Not because I had nothing to say, but because I wasn’t sure they deserved to exist outside my own head. Writing stayed private. Mostly hidden in notes, unfinished drafts, folders, or scattered thoughts I never shared.

But over time, something changed.

I realized that writing was not really about having answers. It was about making sense of things. Creating a bit of order in the noise. Slowing down long enough to understand what I actually think.

So this space is probably an extension of that process.

My name is Kevin Barbier. In other places online, you may also find me under the name Mhussard, which I use for my explorations around design, XR, and visual creation.

Here, I want to document ideas, experiments, questions, and fragments of reflection around the things that genuinely capture my attention. AI will probably appear often. So will tools, creativity, digital environments, and personal knowledge management. Lately, I’ve become increasingly interested in how technology is reshaping not only the way we work, but also the way we think, learn, remember, and create.

The more AI evolves, the more one question keeps coming back in my mind: what happens when knowledge itself becomes one of the central layers of everyday life?

I don’t really approach these topics as an expert. I’m much more interested in exploration than certainty.

This space is not meant to deliver definitive answers or polished conclusions. It’s more like a quiet record of observations, thoughts, and experiments while trying to better understand the world around me.

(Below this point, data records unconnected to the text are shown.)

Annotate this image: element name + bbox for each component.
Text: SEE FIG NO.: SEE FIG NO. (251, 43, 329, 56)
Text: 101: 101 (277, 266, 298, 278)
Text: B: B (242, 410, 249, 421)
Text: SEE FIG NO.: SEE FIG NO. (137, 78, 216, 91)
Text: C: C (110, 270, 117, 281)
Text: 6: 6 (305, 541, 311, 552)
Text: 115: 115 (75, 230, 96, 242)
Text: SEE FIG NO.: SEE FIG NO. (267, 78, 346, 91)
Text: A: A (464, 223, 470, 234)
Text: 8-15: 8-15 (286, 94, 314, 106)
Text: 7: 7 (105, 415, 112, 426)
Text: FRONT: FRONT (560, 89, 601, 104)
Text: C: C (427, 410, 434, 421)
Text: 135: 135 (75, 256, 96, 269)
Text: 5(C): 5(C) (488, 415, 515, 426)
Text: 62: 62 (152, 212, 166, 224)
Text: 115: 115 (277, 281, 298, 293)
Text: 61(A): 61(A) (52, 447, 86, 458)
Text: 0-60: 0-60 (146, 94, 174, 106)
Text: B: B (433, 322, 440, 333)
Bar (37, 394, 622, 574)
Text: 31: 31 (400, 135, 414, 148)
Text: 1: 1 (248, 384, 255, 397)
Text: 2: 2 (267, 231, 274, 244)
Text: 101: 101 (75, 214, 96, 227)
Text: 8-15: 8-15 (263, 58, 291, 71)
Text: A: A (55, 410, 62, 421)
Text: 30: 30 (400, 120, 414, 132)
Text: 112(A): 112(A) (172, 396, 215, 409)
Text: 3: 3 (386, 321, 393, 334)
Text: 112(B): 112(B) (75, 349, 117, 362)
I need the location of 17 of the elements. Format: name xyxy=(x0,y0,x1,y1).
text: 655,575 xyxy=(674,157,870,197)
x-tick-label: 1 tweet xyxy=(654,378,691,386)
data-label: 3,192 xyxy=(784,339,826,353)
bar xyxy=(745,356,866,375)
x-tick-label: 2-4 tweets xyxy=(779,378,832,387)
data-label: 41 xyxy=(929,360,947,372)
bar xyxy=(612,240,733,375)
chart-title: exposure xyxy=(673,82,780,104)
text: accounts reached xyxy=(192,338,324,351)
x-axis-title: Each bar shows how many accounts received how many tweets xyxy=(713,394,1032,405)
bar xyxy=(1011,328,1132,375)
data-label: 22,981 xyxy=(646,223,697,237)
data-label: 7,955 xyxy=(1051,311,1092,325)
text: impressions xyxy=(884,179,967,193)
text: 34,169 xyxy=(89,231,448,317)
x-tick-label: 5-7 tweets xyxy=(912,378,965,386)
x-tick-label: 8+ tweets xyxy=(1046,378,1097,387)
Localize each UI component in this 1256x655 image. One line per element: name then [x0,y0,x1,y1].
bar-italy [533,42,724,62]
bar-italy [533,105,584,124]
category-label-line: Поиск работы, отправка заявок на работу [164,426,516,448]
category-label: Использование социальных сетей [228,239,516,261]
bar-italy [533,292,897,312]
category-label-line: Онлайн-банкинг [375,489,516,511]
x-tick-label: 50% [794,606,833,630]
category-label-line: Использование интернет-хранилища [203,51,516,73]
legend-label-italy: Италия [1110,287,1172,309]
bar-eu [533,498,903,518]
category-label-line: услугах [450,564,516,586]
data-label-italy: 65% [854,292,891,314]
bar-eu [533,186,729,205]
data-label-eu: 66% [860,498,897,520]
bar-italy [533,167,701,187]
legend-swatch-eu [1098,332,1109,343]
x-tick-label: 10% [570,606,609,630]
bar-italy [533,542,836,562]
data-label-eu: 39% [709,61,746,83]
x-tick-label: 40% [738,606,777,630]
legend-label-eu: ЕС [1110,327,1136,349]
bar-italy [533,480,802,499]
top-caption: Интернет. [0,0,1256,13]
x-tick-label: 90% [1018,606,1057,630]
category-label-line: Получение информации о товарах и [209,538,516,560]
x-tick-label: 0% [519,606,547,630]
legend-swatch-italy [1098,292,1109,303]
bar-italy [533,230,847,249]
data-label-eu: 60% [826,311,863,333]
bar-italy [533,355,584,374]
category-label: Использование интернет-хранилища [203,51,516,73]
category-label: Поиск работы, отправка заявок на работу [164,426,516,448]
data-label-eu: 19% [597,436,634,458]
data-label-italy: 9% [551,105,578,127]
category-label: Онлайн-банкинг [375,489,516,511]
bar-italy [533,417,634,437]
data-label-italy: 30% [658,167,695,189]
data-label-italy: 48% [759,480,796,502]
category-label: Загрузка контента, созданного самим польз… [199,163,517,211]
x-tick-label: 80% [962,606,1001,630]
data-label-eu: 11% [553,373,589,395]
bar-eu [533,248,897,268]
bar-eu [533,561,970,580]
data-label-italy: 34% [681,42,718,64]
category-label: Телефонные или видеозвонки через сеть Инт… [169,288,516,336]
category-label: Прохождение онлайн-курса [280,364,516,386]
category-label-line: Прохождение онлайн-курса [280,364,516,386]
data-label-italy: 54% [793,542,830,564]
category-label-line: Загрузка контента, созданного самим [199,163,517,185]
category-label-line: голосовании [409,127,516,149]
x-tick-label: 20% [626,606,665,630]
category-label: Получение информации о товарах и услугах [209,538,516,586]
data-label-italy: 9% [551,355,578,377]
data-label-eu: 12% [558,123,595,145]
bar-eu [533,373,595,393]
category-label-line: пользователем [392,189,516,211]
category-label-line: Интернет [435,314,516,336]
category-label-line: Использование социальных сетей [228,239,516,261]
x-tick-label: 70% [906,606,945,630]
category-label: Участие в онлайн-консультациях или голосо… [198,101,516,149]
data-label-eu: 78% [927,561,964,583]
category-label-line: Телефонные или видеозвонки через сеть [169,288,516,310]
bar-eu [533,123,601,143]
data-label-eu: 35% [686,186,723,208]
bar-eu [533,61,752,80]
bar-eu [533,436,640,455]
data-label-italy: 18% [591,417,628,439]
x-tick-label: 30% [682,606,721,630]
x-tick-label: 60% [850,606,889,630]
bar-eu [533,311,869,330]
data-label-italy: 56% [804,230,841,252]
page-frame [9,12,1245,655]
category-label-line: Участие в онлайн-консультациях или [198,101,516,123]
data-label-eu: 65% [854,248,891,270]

I think many people today feel this strange tension between excitement and disorientation. Technology keeps accelerating, tools keep multiplying, and it sometimes feels difficult to find stable ground inside all of it. Writing helps me slow things down enough to examine them properly.

Maybe that’s also why I’m interested in PKM and digital gardens. Not simply as productivity systems, but as ways to think more clearly and remain intentional in an environment designed to constantly fragment attention.

I’m also present on platforms like Substack and Medium, where I already share longer reflections and essays. Some of those articles will probably find their way here as well, alongside shorter notes and more spontaneous thoughts.

In a way, I simply want to contribute my own small piece to this growing conversation around technology, creativity, knowledge, and the way we navigate a rapidly changing world.

In the end, I think this blog exists for a simple reason: to leave traces.

Not polished personal branding, not the illusion of expertise, just an attempt to think more honestly, document what I’m building, and understand where all of this might be leading us.

Maybe this space will evolve over time. Maybe the subjects will shift, the questions will deepen, or the format itself will change. That’s part of the process too.

For now, I’m simply glad to begin somewhere. Anyway, this is a start.